Wednesday, August 13, 2014

Review: Borderline Life - DEAR DICTATOR Re-Frames the Gaze South


By David Bell

Renowned for his unflinching examinations of the socially, economically and culturally marginalised within South Korean society, Lee Sang-woo’s surefooted seventh feature Dear Dictator (2014) presents a wry meditation on the lives of several disadvantaged South Korean youths exposed to the propagandist gaze of a mysterious North Korean onlooker.

Mimicking numerous documentaries which claim to “show” the miserable truth of everyday life in North Korea, this watcher from the North narrates his interpretations of the squalor he films Book-sung, Young-rim, Woo-sok, Hee-soo and Yeo-won suffering through as emblematic of life throughout South Korea. Indeed, by re-framing this gaze to observe the South, Lee appears to challenge the mediated remove through which South and North Koreans experience each other while also questioning whether South Korea offers much refuge to the 26,000 North Korean defectors currently reported as living there. At a moment when official South Korean figures fail to account for the startling number of alleged re-defections back North, Dear Dictator comes as a timely account of the destitution commonplace to many who exist on the edges of South Korean society.


Following a dreamlike opening around Pyongyang’s Kim Il-sung square, the outstretched arm of his gigantic Mansudae Monument is contrasted against the cold flapping of a Taegeukgi flag being filmed by an unknown watcher in a dilapidated neighbourhood of Cheolwon city, just south of the DMZ border. Reminiscent of Michael Haneke’s surveillance-thriller Hidden (2005), from the outset Lee aligns our vision with that of the watcher’s camera. 

Where Haneke deviously provoked a concurrent anxiety between the bourgeois couple (who cannot tell when and why they are being filmed or who is watching) and the viewer (who cannot know when they are viewing the film or viewing the couple being recorded within the film), Lee signals when events are shown through the lens of the watcher with a flashing “REC” icon.

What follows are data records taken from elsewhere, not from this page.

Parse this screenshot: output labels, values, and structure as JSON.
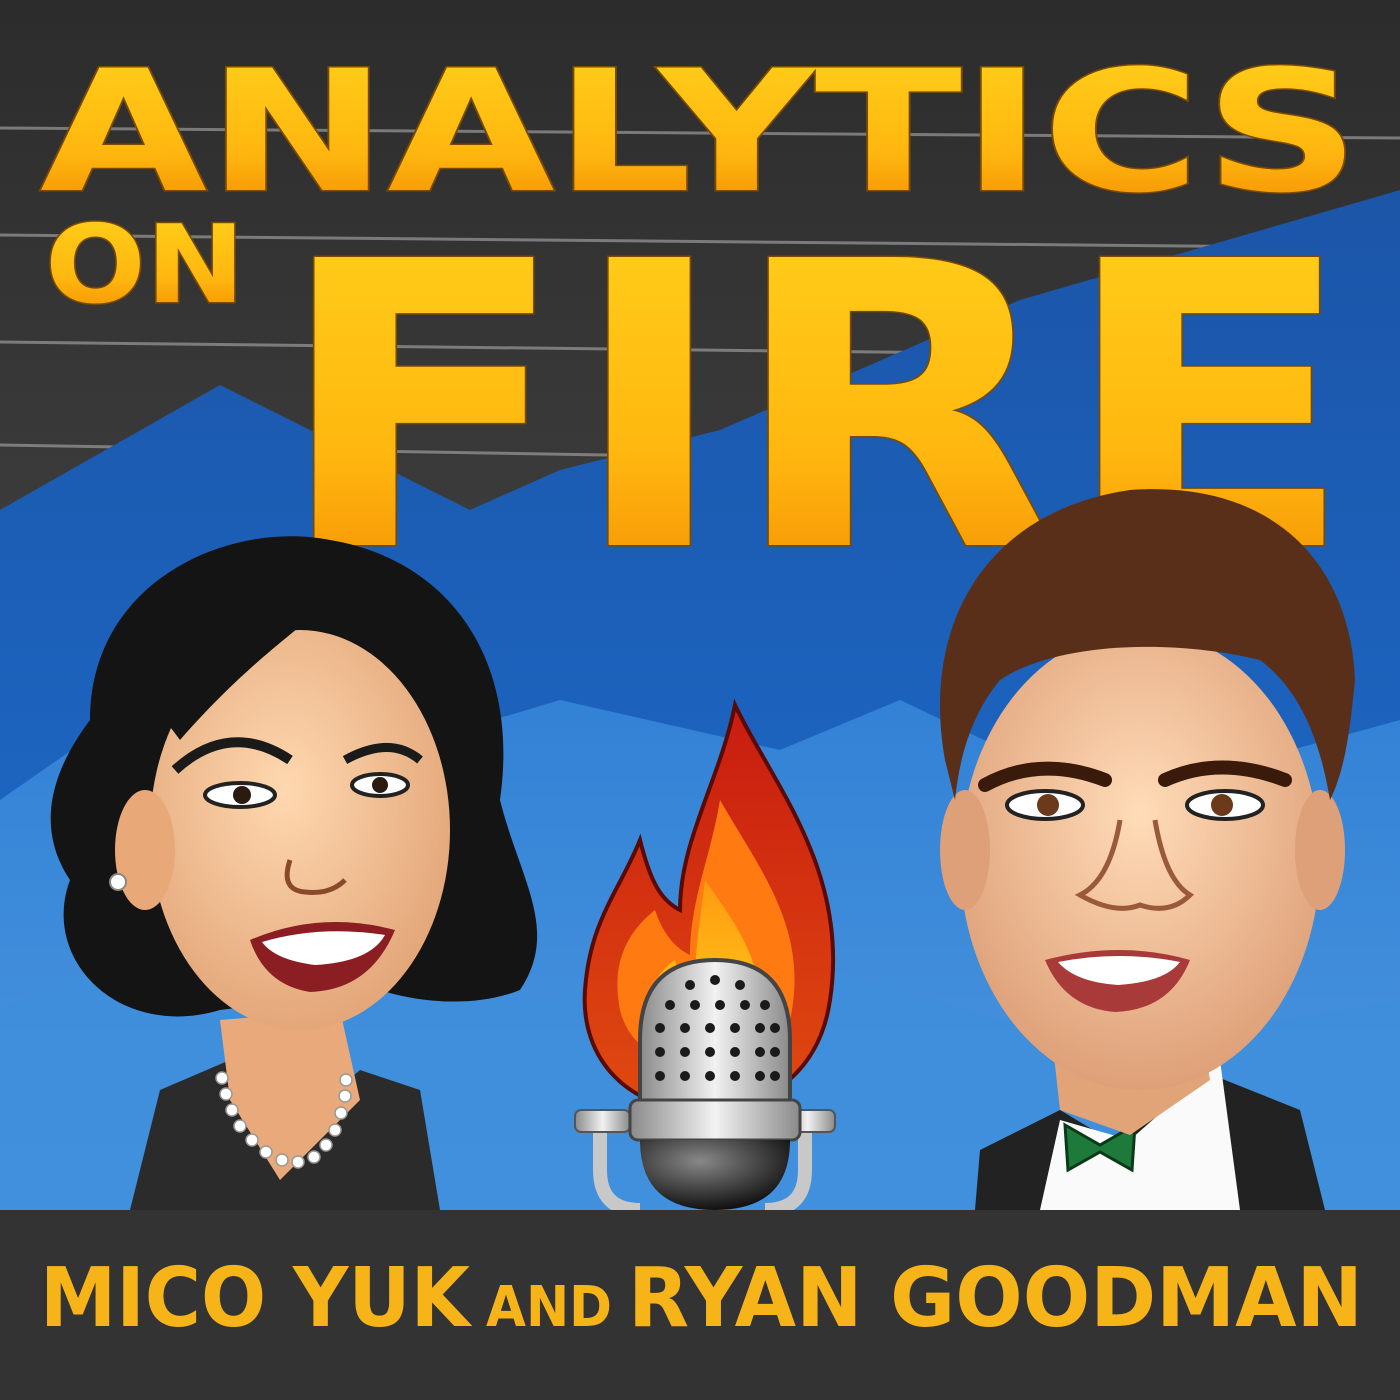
{
  "title": {
    "line1": "ANALYTICS",
    "line2_small": "ON",
    "line2_big": "FIRE"
  },
  "footer": {
    "host1": "MICO YUK",
    "conjunction": "AND",
    "host2": "RYAN GOODMAN"
  },
  "colors": {
    "background_dark": "#3a3a3a",
    "blue_mountain": "#1a5fb0",
    "blue_light": "#3d8ad8",
    "title_gold": "#ffc20e",
    "title_orange": "#f28a00",
    "footer_bar": "#333333",
    "footer_text": "#f6b418"
  },
  "icons": {
    "center": "microphone-with-flame-icon",
    "host1": "woman-caricature",
    "host2": "man-caricature"
  }
}
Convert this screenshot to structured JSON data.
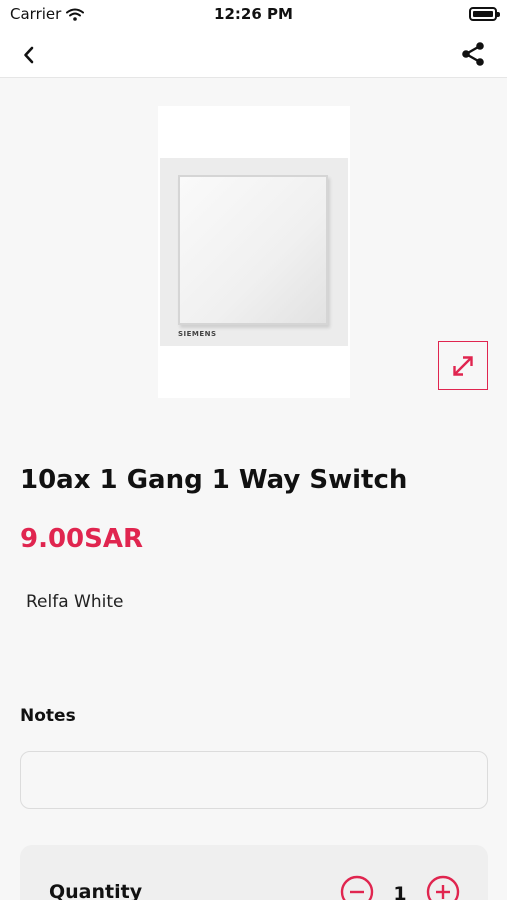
{
  "status_bar": {
    "carrier": "Carrier",
    "time": "12:26 PM"
  },
  "product": {
    "title": "10ax 1 Gang 1 Way Switch",
    "price": "9.00SAR",
    "variant": "Relfa White",
    "image_brand_text": "SIEMENS"
  },
  "notes": {
    "label": "Notes",
    "value": "",
    "placeholder": ""
  },
  "quantity": {
    "label": "Quantity",
    "value": "1"
  },
  "colors": {
    "accent": "#e0254f",
    "background": "#f7f7f7"
  },
  "icons": {
    "back": "chevron-left-icon",
    "share": "share-icon",
    "expand": "expand-icon",
    "minus": "minus-circle-icon",
    "plus": "plus-circle-icon"
  }
}
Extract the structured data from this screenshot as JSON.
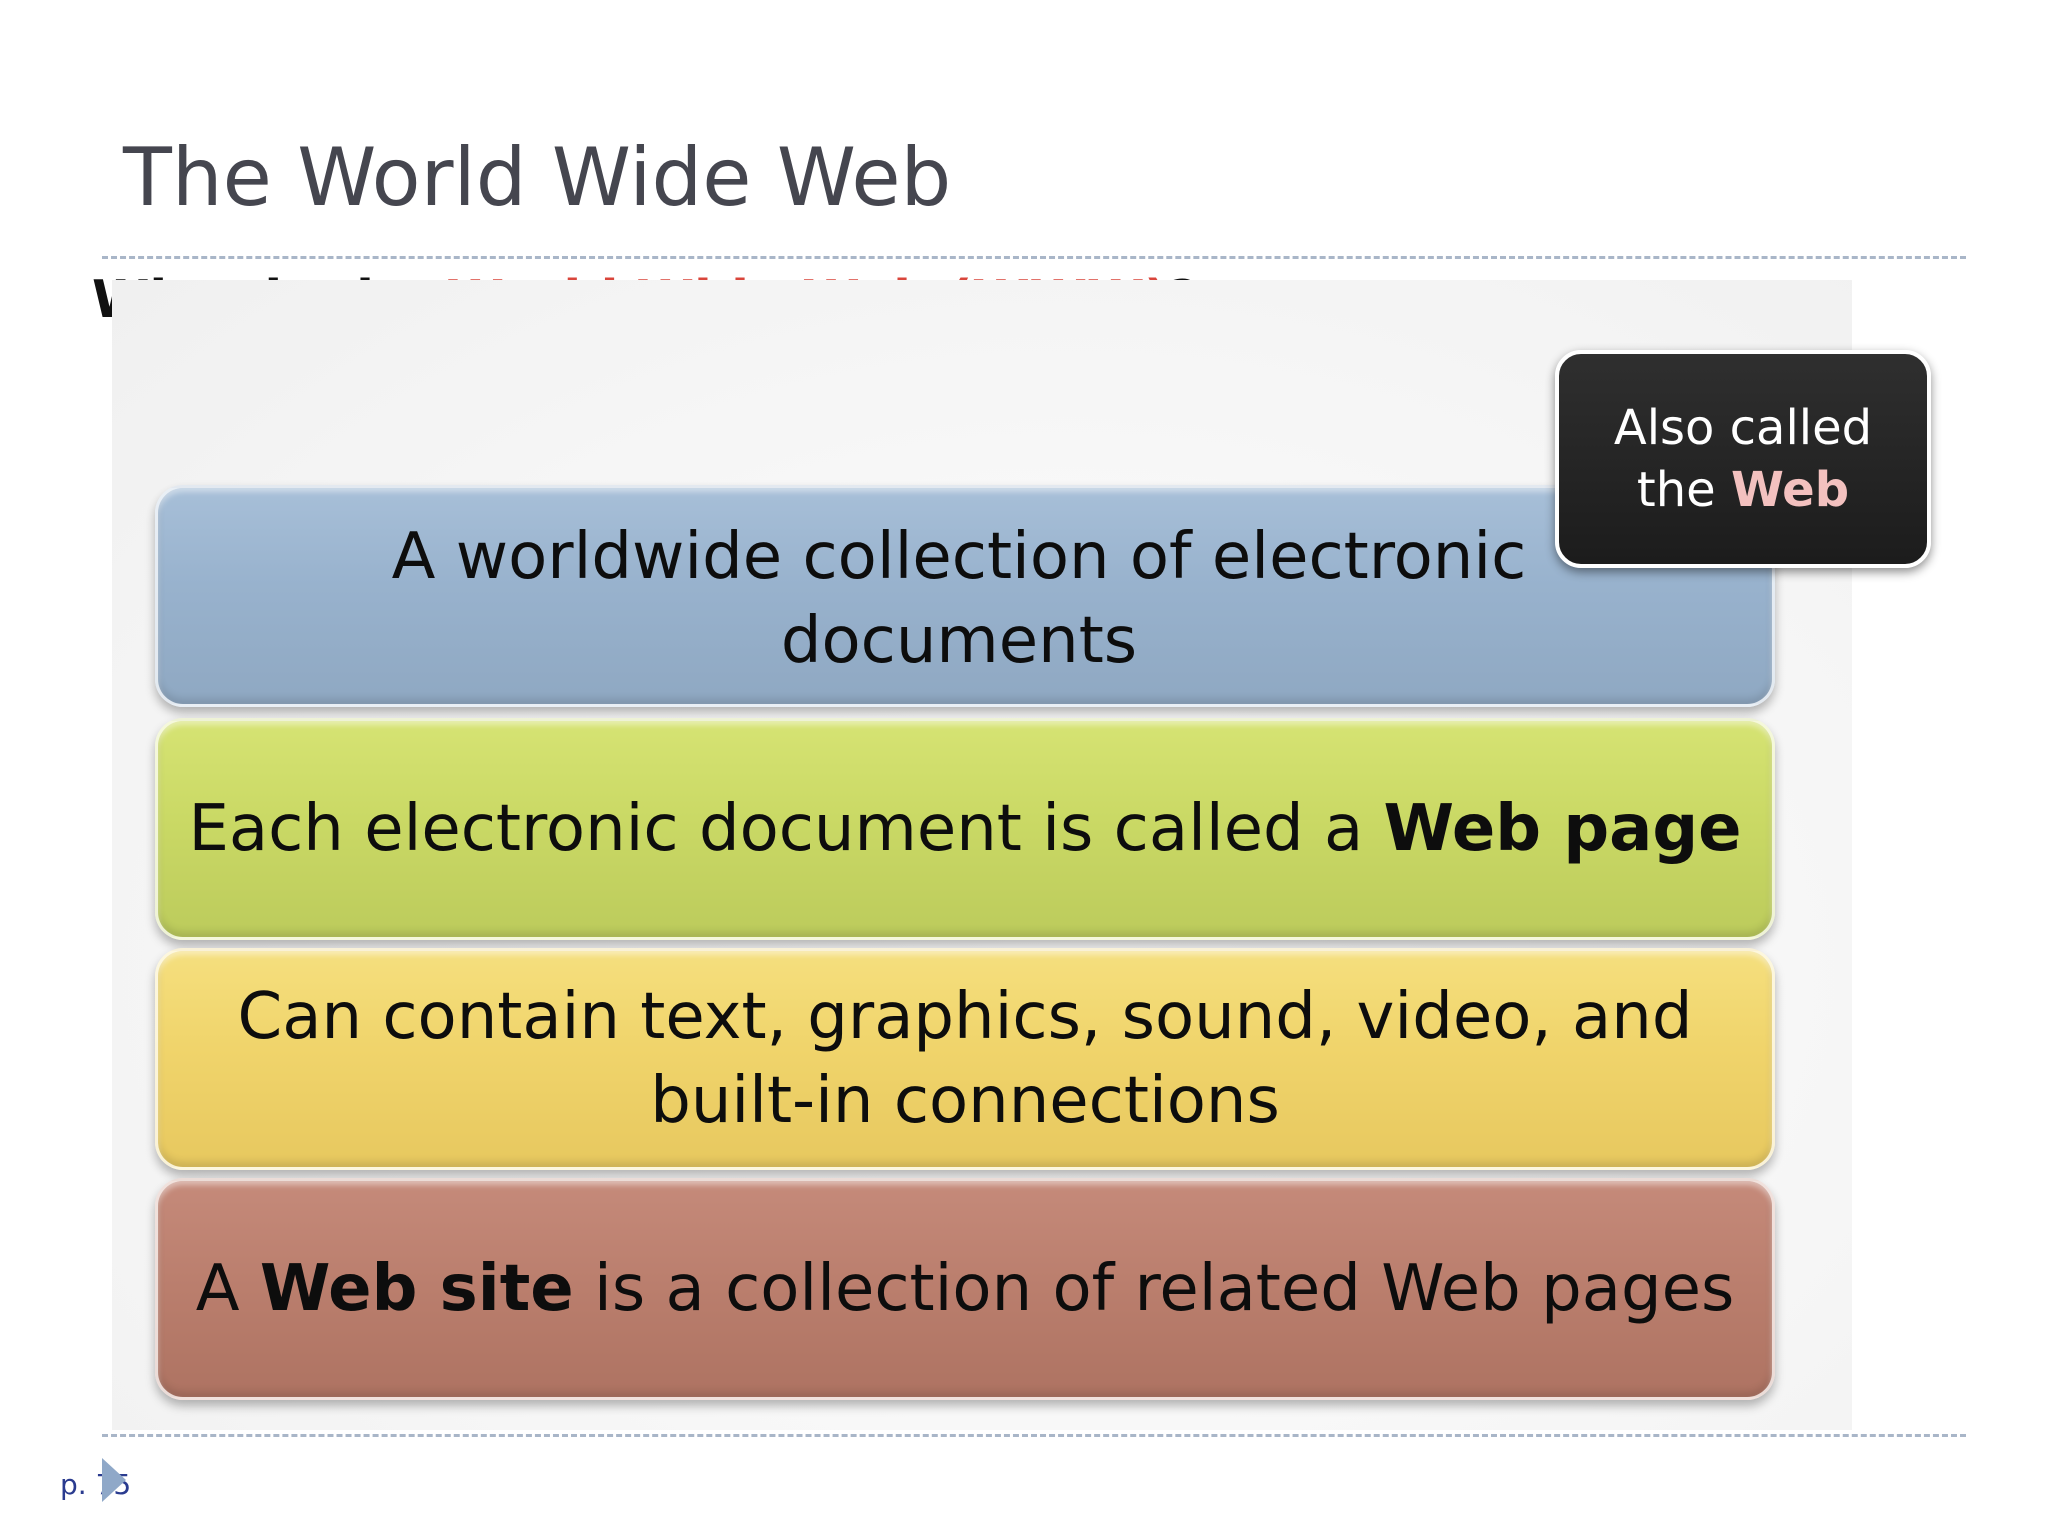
{
  "slide": {
    "title": "The World Wide Web",
    "question": {
      "prefix": "What is the ",
      "highlight": "World Wide Web (WWW)",
      "suffix": "?"
    },
    "bands": [
      {
        "line1": "A worldwide collection of electronic",
        "line2": "documents"
      },
      {
        "text": "Each electronic document is called a ",
        "bold": "Web page"
      },
      {
        "line1": "Can contain text, graphics, sound, video, and",
        "line2": "built-in connections"
      },
      {
        "prefix": "A ",
        "bold": "Web site",
        "suffix": " is a collection of related Web pages"
      }
    ],
    "callout": {
      "line1": "Also called",
      "line2_prefix": "the ",
      "line2_bold": "Web"
    },
    "page_number": "p. 75"
  },
  "colors": {
    "title": "#45464f",
    "highlight": "#d9453b",
    "band_blue": "#98b2cd",
    "band_green": "#cad965",
    "band_yellow": "#f0d46b",
    "band_brown": "#bb7f6e",
    "callout_bg": "#1c1c1c",
    "callout_accent": "#f3c1bf",
    "page_number": "#2a3b8f"
  }
}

This allows for intimate scenes to unfold – Young-rim’s mother feeding Woo-sok or washing Book-sung’s clothes – in the noted absence of the watcher who typically films only their moments of distress. Tellingly, unlike the affluent couple in Hidden who gradually become unhinged under the weight of their constant surveillance, the characters of Dear Dictator appear so absorbed in daily struggles that their onlooker is paid little heed. With not much to show for their lives, it seems they also have little to hide.


Apart from the compassion with which Young-rim’s mother treats all the neighbourhood’s youth, Dear Dictator’s protagonists emerge individually adrift from, if not wholly at war with, their respective elders and home environments. From domestic abuse, alcoholism, violence, theft, suicide, religious fanaticism and rape there seems no respite. In one potent shot, after escaping their home-life for a night to admire the warmly florescent glow of Seoul from Namsan Tower, Book-sung, Young-rim, Woo-sok and Hee-soo wake under a slick Samsung advertisement. Where a less astute director might have their watcher interject with an unfavourable critique linking such hardship to South Korea’s behemoth Chaebol, Lee holds back enabling the shot speak for itself and, in turn, presses the audience to assess for themselves what place these youths could ever have within today’s consumer capitalist South Korea.

As the circumstances of each character proceed from bad to worse their watcher becomes increasingly active in manipulating the events he films. That this footage will at some stage be used within an anti-South Korean propaganda film is clear from the beginning; the intended audience for this feature, however, is less obvious and makes for an intriguing narrative development.


Fluidly shot by DOP Kim Min-soo, sparsely scored by Kang Min-kuk and boasting fantastic performances from male leads Kim Young-geon, Shin Won-ho and Seo Hyun-seok, Dear Dictator’s only hang-up is the myriad of unrelentingly bleak situations through which Lee presents his characters. Was it necessary, for example, to have both Hee-soo and Yeo-won raped by male figures of authority? Perhaps with less characters and topical issues (the suicide of Woo-sok’s closet homosexual soldier brother appears tacked-on) Lee could have tempered the film’s misery which risks becoming overwrought and, instead, permitted the already engaging relationship between Book-sung, Young-rim and Woo-sok more room to breathe.

Produced by Modern Korean Cinema’s own founder and editor Pierce Conran through 2Mr Films with Lee Sang-woo, Dear Dictator premiered to acclaim at this year’s 15th Jeonju International Film Festival. A visionary director clearly growing in confidence, Lee deftly subjects the everyday poverty of those living on the fringes of modern South Korean society to a predisposed gaze usually reserved for imagery of North Korea. Aggressive and compelling, Dear Dictator proves an expertly provocative work.